In the first phase, Hazen and Sawyer performed a technical and economical desktop evaluation of the potential process treatment schemes capable of meeting the required effluent water quality. The goal of this evaluation was to identify the most promising process scheme(s) for piloting. We also designed a pilot plant for the selected process scheme and prepared an Operation and Monitoring Plan for the pilot plant.

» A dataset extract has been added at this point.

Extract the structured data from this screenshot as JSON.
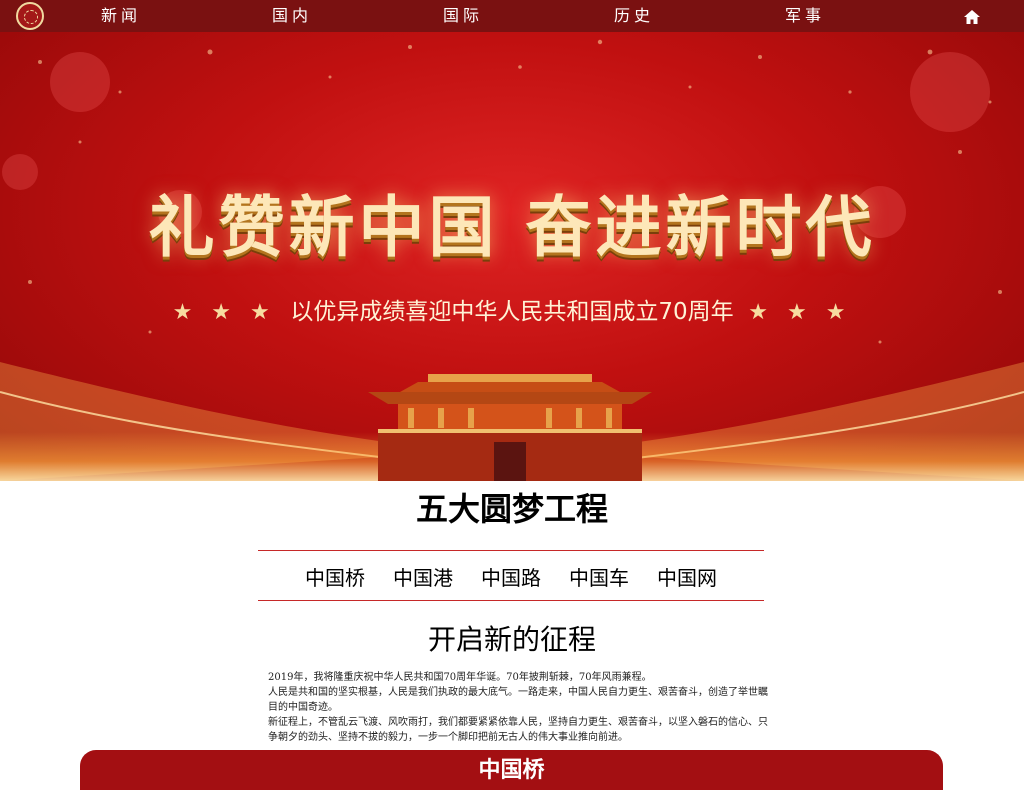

In the second phase, we secured, installed and operated/monitored the pilot plant with the goal of demonstrating the effectiveness of the process schemes in meeting the desired water quality to be discharged to the EHC.

Three process schemes were selected for piloting and must meet the anticipated effluent requirements, specifically Total Nitrogen < 1.5 mg/L and Total Phosphorous < 0.02 mg/L:

  • MBR Scheme: Primary effluent, membrane bioreactor (MBR), reverse osmosis (RO), and UV disinfection.
  • Conventional Treatment Scheme: Nitrified secondary effluent, denitrification filter, ultrafiltration (UF), RO, and UV disinfection.
  • RO Scheme: Nitrified secondary effluent, UF, RO, and UV disinfection.

A final report summarized the operation and results of the pilot plant, citing that all three process schemes demonstrated the ability to meet the stringent nitrogen and phosphorous limits.